Specification Language
The specification language of the system is very simple and does not support various features than can be found in other languages. For instance, it lacks the definition of recursive algebraic datatypes with structural induction as a proof principle and also a module system analogous to that of PVS. The introduction of corresponding features will be triggered by the integration of the system into a larger program reasoning framework.
Rewriting Proofs
The system is weak when it comes to proofs that essentially depend on applying universally quantified equalities (or equivalences or implications) as rewrite rules. For instance, the software distribution contains an example specification arrays.pn with an axiomatic characterization of arrays; based on this specification, the proof of the extensionality principle corresponding to the one presented in Section 3.2 becomes quite cumbersome. The system should be extended to allow to mark formulas of a certain form as "rewrite rules" that are automatically applied in proof state simplifications (such features can be e.g. found in PVS and Isabelle).
Proof Checking
The system stores the individual commands invoked in a proof for later replay; it does not generate proof objects that describe the individual low-level reasoning steps performed by the commands and that can be used for independent verification of a proof by an external proof checker.

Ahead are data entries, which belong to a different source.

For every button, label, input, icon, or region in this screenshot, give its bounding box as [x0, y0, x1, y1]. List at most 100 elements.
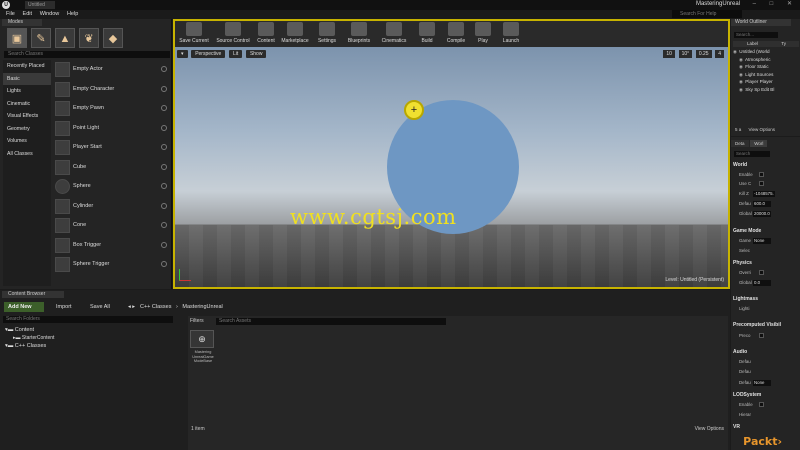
outliner-row[interactable]: ◉ Light Sources: [733, 71, 799, 79]
list-item[interactable]: Box Trigger: [53, 236, 169, 256]
foliage-mode-button[interactable]: ❦: [79, 28, 99, 48]
info-icon[interactable]: [161, 124, 167, 131]
section-vr[interactable]: VR: [733, 424, 799, 431]
section-precomputed-visibility[interactable]: Precomputed Visibil: [733, 322, 799, 329]
compile-button[interactable]: Compile: [443, 22, 469, 47]
search-folders-input[interactable]: Search Folders: [3, 316, 173, 323]
lit-button[interactable]: Lit: [228, 50, 243, 58]
save-all-button[interactable]: Save All: [90, 302, 110, 312]
lod-enable-checkbox[interactable]: [759, 402, 764, 407]
section-lightmass[interactable]: Lightmass: [733, 296, 799, 303]
info-icon[interactable]: [161, 85, 167, 92]
type-column-header[interactable]: Ty: [781, 41, 786, 46]
info-icon[interactable]: [161, 222, 167, 228]
eye-icon[interactable]: ◉: [739, 56, 744, 64]
place-mode-button[interactable]: ▣: [7, 28, 27, 48]
cinematics-button[interactable]: Cinematics: [377, 22, 411, 47]
details-search-input[interactable]: Search: [734, 151, 770, 157]
list-item[interactable]: Player Start: [53, 138, 169, 158]
list-item[interactable]: Empty Character: [53, 80, 169, 100]
search-classes-input[interactable]: Search Classes: [4, 51, 170, 58]
category-recently-placed[interactable]: Recently Placed: [3, 60, 51, 73]
content-view-options[interactable]: View Options: [695, 426, 724, 432]
label-column-header[interactable]: Label: [747, 41, 758, 46]
outliner-search-input[interactable]: Search...: [734, 32, 778, 38]
grid-snap-value[interactable]: 10: [663, 50, 675, 58]
content-browser-tab[interactable]: Content Browser: [2, 291, 64, 298]
add-new-button[interactable]: Add New: [4, 302, 44, 312]
info-icon[interactable]: [161, 183, 167, 189]
global-field[interactable]: 20000.0: [753, 210, 771, 217]
category-cinematic[interactable]: Cinematic: [3, 98, 51, 111]
default-field[interactable]: 600.0: [753, 200, 771, 207]
menu-help[interactable]: Help: [67, 10, 78, 19]
use-c-checkbox[interactable]: [759, 181, 764, 186]
section-game-mode[interactable]: Game Mode: [733, 228, 799, 235]
menu-file[interactable]: File: [6, 10, 15, 19]
tree-item-starter-content[interactable]: ▸▬ StarterContent: [13, 335, 54, 341]
landscape-mode-button[interactable]: ▲: [55, 28, 75, 48]
outliner-row[interactable]: ◉ Atmospheric: [733, 56, 799, 64]
info-icon[interactable]: [161, 105, 167, 111]
category-volumes[interactable]: Volumes: [3, 135, 51, 148]
asset-tile[interactable]: ⊕ Mastering UnrealGame ModeBase: [190, 330, 216, 370]
list-item[interactable]: Cone: [53, 216, 169, 236]
info-icon[interactable]: [161, 66, 167, 72]
marketplace-button[interactable]: Marketplace: [279, 22, 311, 47]
global-gravity-field[interactable]: 0.0: [753, 279, 771, 286]
play-button[interactable]: Play: [471, 22, 495, 47]
breadcrumb-project[interactable]: MasteringUnreal: [182, 304, 222, 310]
level-tab[interactable]: Untitled: [25, 1, 55, 9]
list-item[interactable]: Point Light: [53, 119, 169, 139]
category-visual-effects[interactable]: Visual Effects: [3, 110, 51, 123]
section-world[interactable]: World: [733, 162, 799, 169]
section-audio[interactable]: Audio: [733, 349, 799, 356]
tree-item-cpp-classes[interactable]: ▾▬ C++ Classes: [5, 343, 46, 349]
info-icon[interactable]: [161, 241, 167, 248]
help-search-input[interactable]: Search For Help: [672, 10, 742, 18]
list-item[interactable]: Cylinder: [53, 197, 169, 217]
category-geometry[interactable]: Geometry: [3, 123, 51, 136]
list-item[interactable]: Cube: [53, 158, 169, 178]
game-mode-select[interactable]: None: [753, 237, 771, 244]
eye-icon[interactable]: ◉: [733, 48, 738, 56]
eye-icon[interactable]: ◉: [739, 63, 744, 71]
tree-item-content[interactable]: ▾▬ Content: [5, 327, 34, 333]
category-basic[interactable]: Basic: [3, 72, 51, 85]
outliner-row[interactable]: ◉ Untitled (World: [733, 48, 799, 56]
category-all-classes[interactable]: All Classes: [3, 148, 51, 161]
settings-button[interactable]: Settings: [313, 22, 341, 47]
build-button[interactable]: Build: [413, 22, 441, 47]
info-icon[interactable]: [161, 144, 167, 150]
camera-speed-value[interactable]: 4: [715, 50, 724, 58]
search-assets-input[interactable]: Search Assets: [216, 318, 446, 325]
audio-default-select[interactable]: None: [753, 379, 771, 386]
tab-details[interactable]: Deta: [731, 140, 749, 147]
filters-button[interactable]: Filters: [190, 318, 204, 325]
kill-z-field[interactable]: -1048575.: [753, 190, 775, 197]
world-outliner-tab[interactable]: World Outliner: [731, 19, 791, 26]
section-lod-system[interactable]: LODSystem: [733, 392, 799, 399]
eye-icon[interactable]: ◉: [739, 86, 744, 94]
breadcrumb-cpp-classes[interactable]: C++ Classes: [140, 304, 172, 310]
info-icon[interactable]: [161, 261, 167, 267]
menu-edit[interactable]: Edit: [23, 10, 32, 19]
section-physics[interactable]: Physics: [733, 260, 799, 267]
perspective-button[interactable]: Perspective: [191, 50, 226, 58]
paint-mode-button[interactable]: ✎: [31, 28, 51, 48]
outliner-row[interactable]: ◉ Sky Sp Edit Bl: [733, 86, 799, 94]
tab-world-settings[interactable]: Worl: [750, 140, 768, 147]
blueprints-button[interactable]: Blueprints: [343, 22, 375, 47]
source-control-button[interactable]: Source Control: [213, 22, 253, 47]
launch-button[interactable]: Launch: [497, 22, 525, 47]
outliner-view-options[interactable]: View Options: [749, 127, 775, 132]
eye-icon[interactable]: ◉: [739, 71, 744, 79]
viewport-menu-button[interactable]: ▾: [177, 50, 188, 58]
save-current-button[interactable]: Save Current: [177, 22, 211, 47]
outliner-row[interactable]: ◉ Floor Static: [733, 63, 799, 71]
enable-checkbox[interactable]: [759, 172, 764, 177]
modes-tab[interactable]: Modes: [2, 19, 42, 26]
level-viewport[interactable]: ▾ Perspective Lit Show 10 10° 0.25 4 + w…: [173, 47, 730, 289]
scale-snap-value[interactable]: 0.25: [695, 50, 712, 58]
info-icon[interactable]: [161, 202, 167, 209]
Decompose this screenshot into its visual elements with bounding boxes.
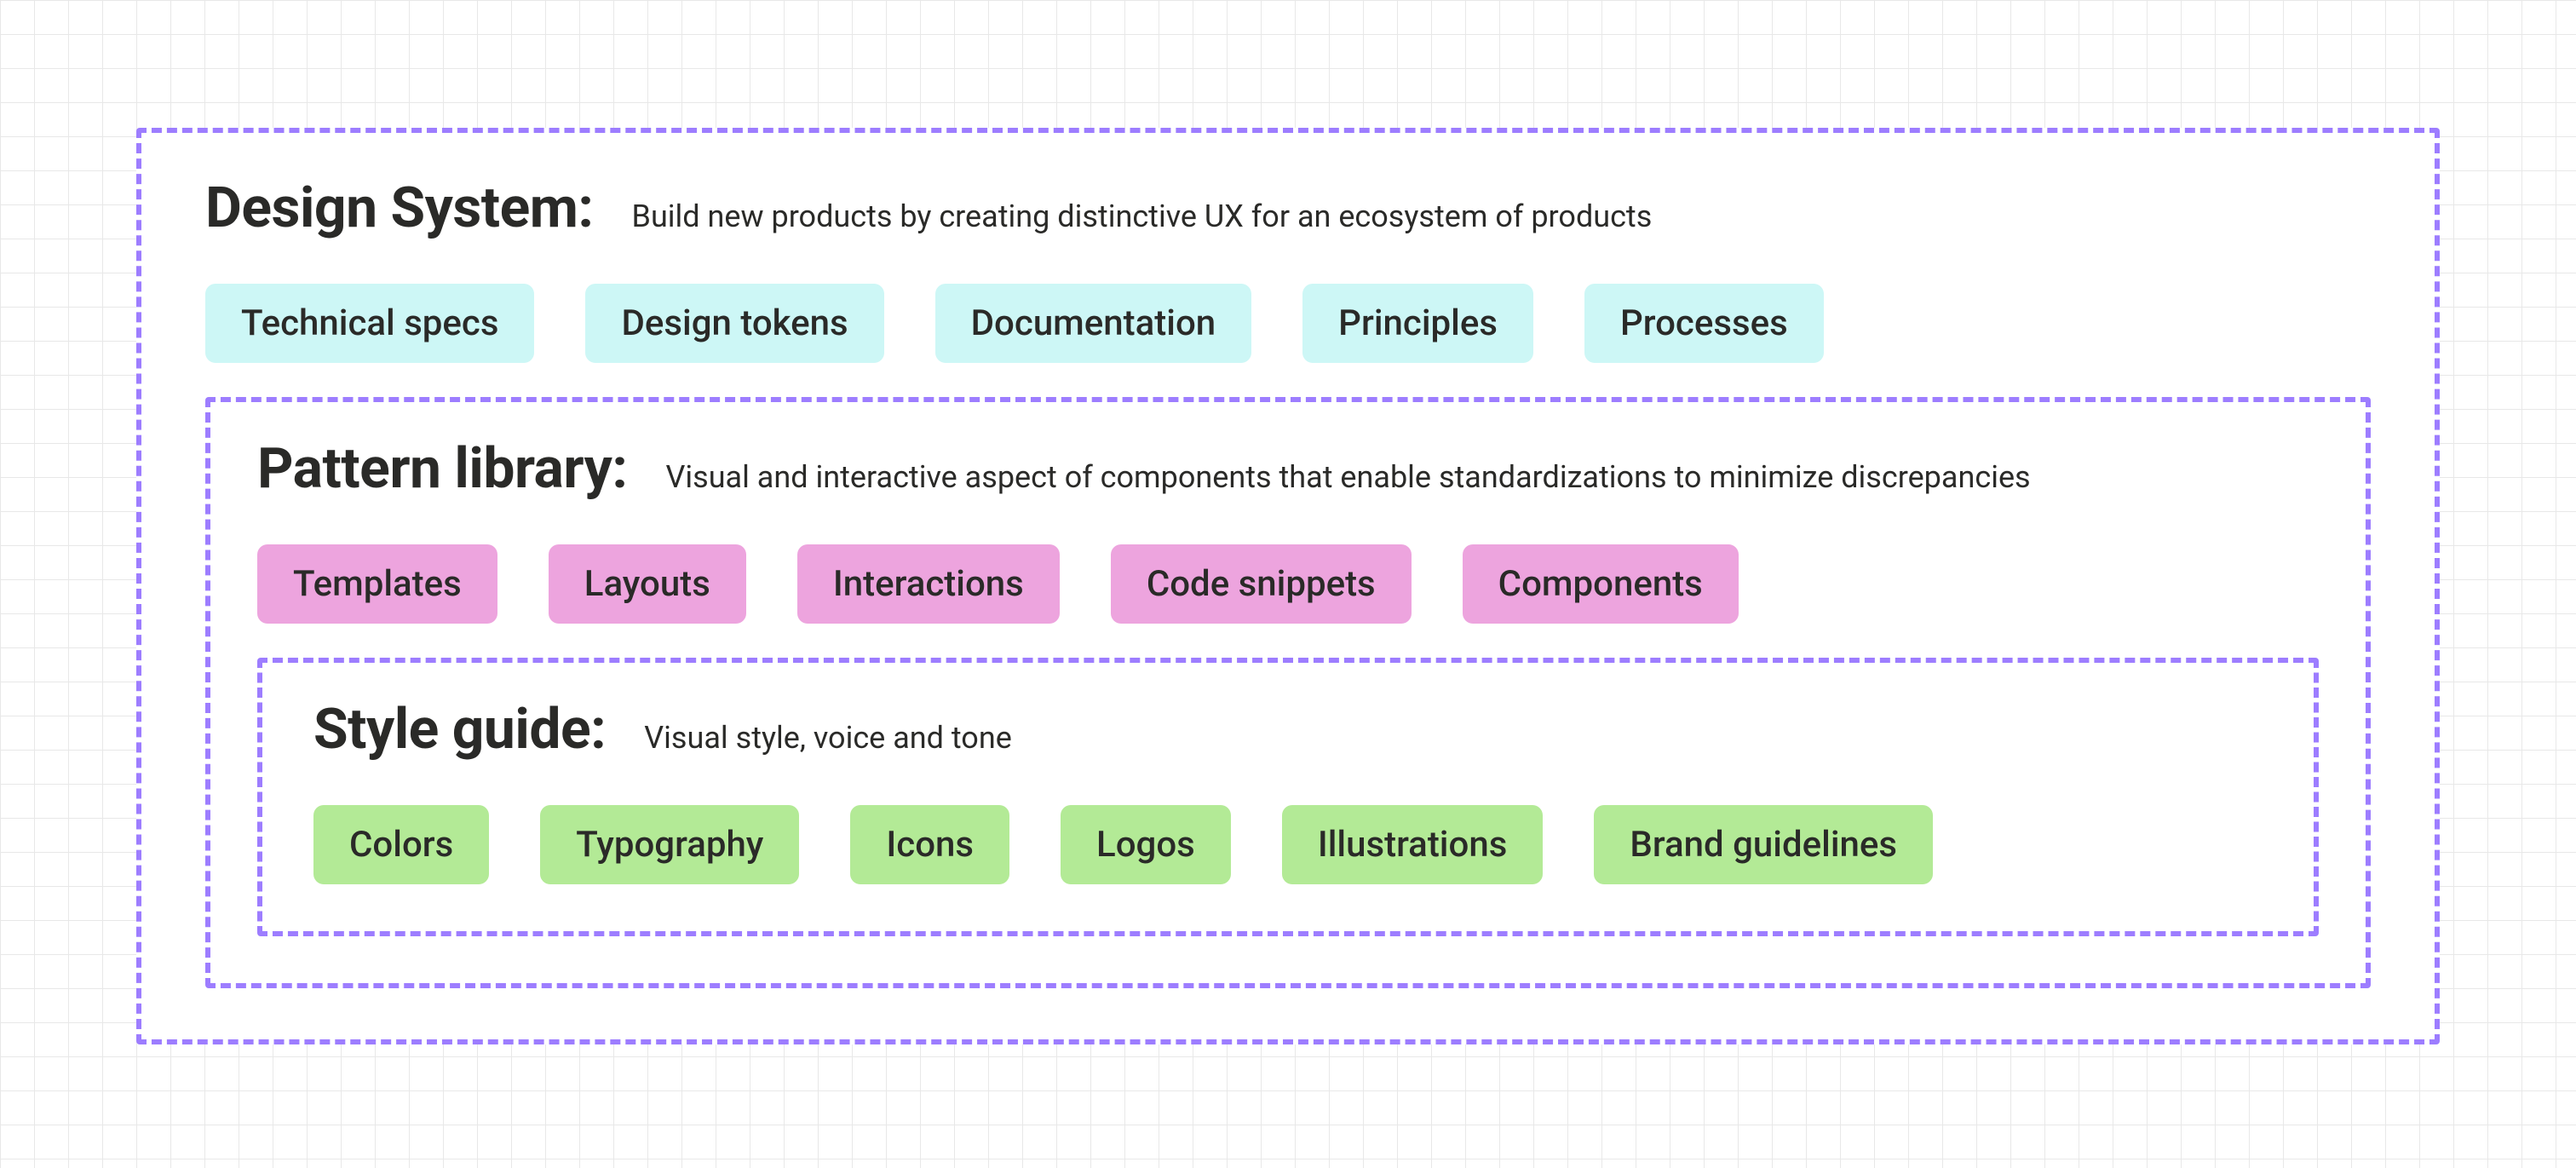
style-guide-title: Style guide:	[313, 697, 606, 762]
design-system-header: Design System: Build new products by cre…	[205, 175, 2371, 241]
chip-illustrations: Illustrations	[1282, 805, 1544, 884]
design-system-box: Design System: Build new products by cre…	[136, 128, 2440, 1044]
pattern-library-box: Pattern library: Visual and interactive …	[205, 397, 2371, 988]
pattern-library-header: Pattern library: Visual and interactive …	[257, 436, 2319, 502]
style-guide-box: Style guide: Visual style, voice and ton…	[257, 658, 2319, 936]
chip-processes: Processes	[1584, 284, 1824, 363]
design-system-chips: Technical specs Design tokens Documentat…	[205, 284, 2371, 363]
chip-design-tokens: Design tokens	[585, 284, 883, 363]
style-guide-header: Style guide: Visual style, voice and ton…	[313, 697, 2263, 762]
chip-brand-guidelines: Brand guidelines	[1594, 805, 1933, 884]
chip-technical-specs: Technical specs	[205, 284, 534, 363]
style-guide-description: Visual style, voice and tone	[644, 720, 1012, 756]
chip-documentation: Documentation	[935, 284, 1252, 363]
chip-code-snippets: Code snippets	[1111, 544, 1412, 624]
style-guide-chips: Colors Typography Icons Logos Illustrati…	[313, 805, 2263, 884]
chip-logos: Logos	[1061, 805, 1231, 884]
chip-principles: Principles	[1302, 284, 1533, 363]
pattern-library-title: Pattern library:	[257, 436, 627, 502]
chip-layouts: Layouts	[549, 544, 746, 624]
chip-components: Components	[1463, 544, 1739, 624]
chip-typography: Typography	[540, 805, 799, 884]
pattern-library-description: Visual and interactive aspect of compone…	[665, 459, 2030, 495]
chip-interactions: Interactions	[797, 544, 1060, 624]
chip-colors: Colors	[313, 805, 489, 884]
chip-templates: Templates	[257, 544, 497, 624]
chip-icons: Icons	[850, 805, 1009, 884]
design-system-description: Build new products by creating distincti…	[632, 199, 1653, 234]
pattern-library-chips: Templates Layouts Interactions Code snip…	[257, 544, 2319, 624]
design-system-title: Design System:	[205, 175, 594, 241]
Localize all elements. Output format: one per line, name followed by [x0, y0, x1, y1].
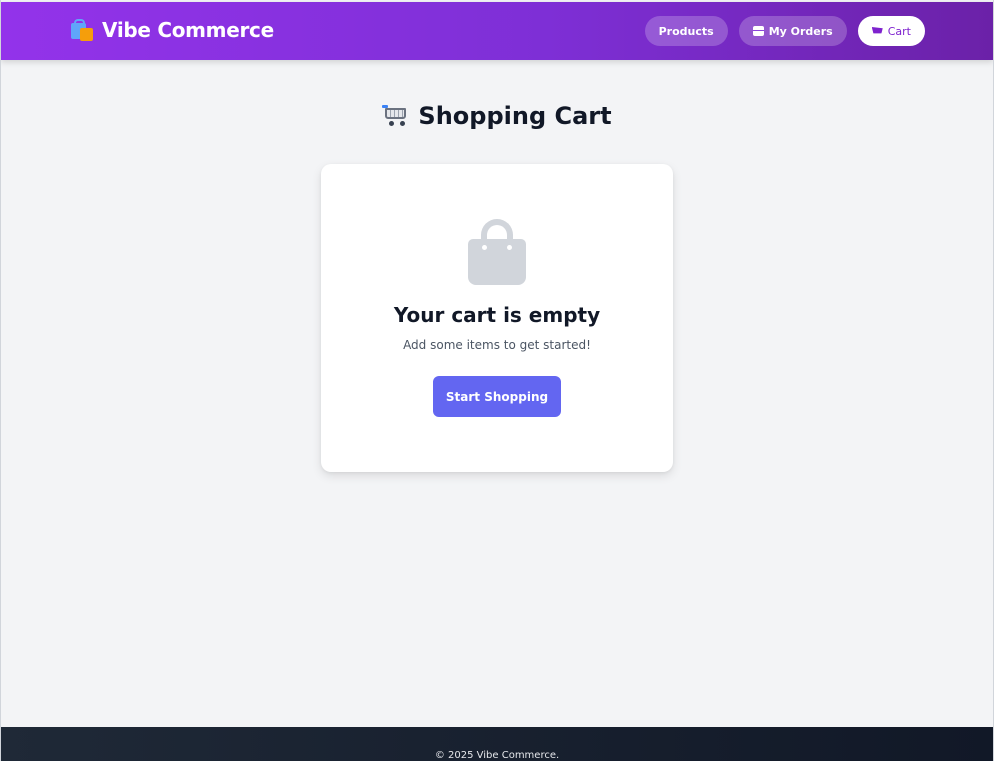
- brand-name: Vibe Commerce: [102, 18, 274, 42]
- empty-cart-title: Your cart is empty: [393, 303, 601, 327]
- start-shopping-button[interactable]: Start Shopping: [433, 376, 561, 417]
- top-navbar: Vibe Commerce Products My Orders Cart: [1, 2, 993, 60]
- shopping-bags-icon: [71, 19, 93, 41]
- start-shopping-label: Start Shopping: [445, 389, 549, 404]
- empty-cart-card: Your cart is empty Add some items to get…: [321, 164, 673, 472]
- page-title-text: Shopping Cart: [418, 102, 612, 130]
- shopping-cart-icon: [382, 104, 408, 126]
- nav-my-orders-label: My Orders: [768, 24, 833, 38]
- nav-products-button[interactable]: Products: [644, 16, 728, 46]
- nav-cart-label: Cart: [887, 24, 911, 38]
- footer: © 2025 Vibe Commerce.: [1, 727, 993, 761]
- empty-cart-subtitle: Add some items to get started!: [403, 338, 591, 352]
- nav-my-orders-button[interactable]: My Orders: [738, 16, 847, 46]
- main-nav: Products My Orders Cart: [644, 16, 925, 46]
- nav-products-label: Products: [658, 24, 714, 38]
- shopping-bag-icon: [468, 219, 526, 285]
- page-title: Shopping Cart: [1, 102, 993, 130]
- app-window: Vibe Commerce Products My Orders Cart Sh…: [0, 0, 994, 761]
- nav-cart-button[interactable]: Cart: [857, 16, 925, 46]
- brand[interactable]: Vibe Commerce: [71, 18, 274, 42]
- box-icon: [752, 26, 764, 36]
- footer-copyright: © 2025 Vibe Commerce.: [434, 750, 560, 761]
- cart-icon: [871, 27, 883, 34]
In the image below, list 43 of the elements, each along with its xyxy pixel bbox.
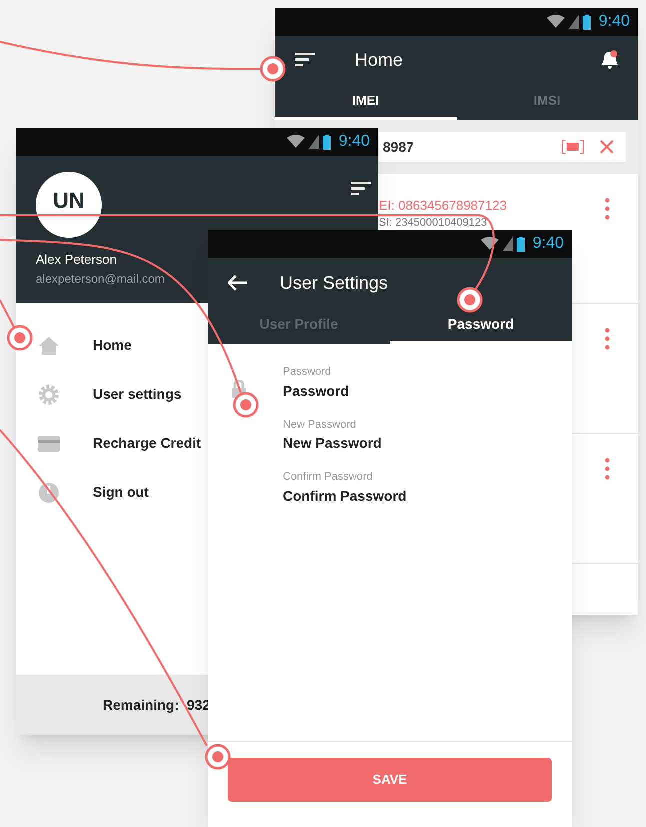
screen-title: Home bbox=[355, 48, 404, 72]
home-icon bbox=[39, 336, 59, 354]
more-icon[interactable] bbox=[605, 458, 610, 480]
wifi-icon bbox=[286, 135, 305, 149]
password-field[interactable]: Confirm Password Confirm Password bbox=[283, 469, 407, 506]
wifi-icon bbox=[480, 237, 499, 251]
battery-icon bbox=[516, 236, 525, 252]
menu-item[interactable]: Home bbox=[34, 321, 206, 370]
more-icon[interactable] bbox=[605, 198, 610, 220]
close-icon[interactable] bbox=[600, 140, 614, 154]
user-email: alexpeterson@mail.com bbox=[36, 270, 165, 288]
menu-item[interactable]: User settings bbox=[34, 370, 206, 419]
more-icon[interactable] bbox=[605, 328, 610, 350]
sort-icon[interactable] bbox=[295, 53, 315, 67]
imsi-text: SI: 234500010409123 bbox=[379, 218, 488, 229]
callout-marker bbox=[260, 56, 286, 82]
back-arrow-icon[interactable] bbox=[228, 275, 248, 291]
avatar-initials: UN bbox=[53, 190, 85, 212]
wifi-icon bbox=[546, 15, 565, 29]
signal-icon bbox=[568, 15, 579, 29]
card-icon bbox=[38, 436, 60, 452]
callout-marker bbox=[457, 287, 483, 313]
gear-icon bbox=[39, 384, 59, 404]
signal-icon bbox=[502, 237, 513, 251]
imei-text: EI: 086345678987123 bbox=[379, 198, 507, 213]
barcode-icon[interactable] bbox=[562, 140, 584, 154]
status-time: 9:40 bbox=[598, 12, 630, 32]
status-time: 9:40 bbox=[338, 132, 370, 152]
status-time: 9:40 bbox=[532, 234, 564, 254]
signal-icon bbox=[308, 135, 319, 149]
callout-marker bbox=[233, 392, 259, 418]
screen-title: User Settings bbox=[280, 272, 388, 295]
user-name: Alex Peterson bbox=[36, 251, 117, 269]
password-field[interactable]: Password Password bbox=[283, 364, 407, 402]
sort-icon[interactable] bbox=[351, 182, 371, 196]
power-icon bbox=[39, 482, 59, 502]
bell-icon[interactable] bbox=[602, 50, 618, 70]
battery-icon bbox=[322, 134, 331, 150]
search-field[interactable]: 8987 bbox=[379, 132, 626, 162]
menu-item[interactable]: Sign out bbox=[34, 468, 206, 517]
battery-icon bbox=[582, 14, 591, 30]
menu-item[interactable]: Recharge Credit bbox=[34, 419, 206, 468]
password-field[interactable]: New Password New Password bbox=[283, 416, 407, 454]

Some decision procedures (e.g. CVCL) optionally generate such objects as well as several interactive theorem provers (e.g. CoQ or Isabelle). It would be worthwhile to investigate similar features for the RISC ProofNavigator.

While some of above issues will be most probably tackled in the future, we will mainly concentrate on the development of an program exploration environment that integrates the RISC ProofNavigator as a reasoning component. The demands of this environment will drive the further elaboration of the software.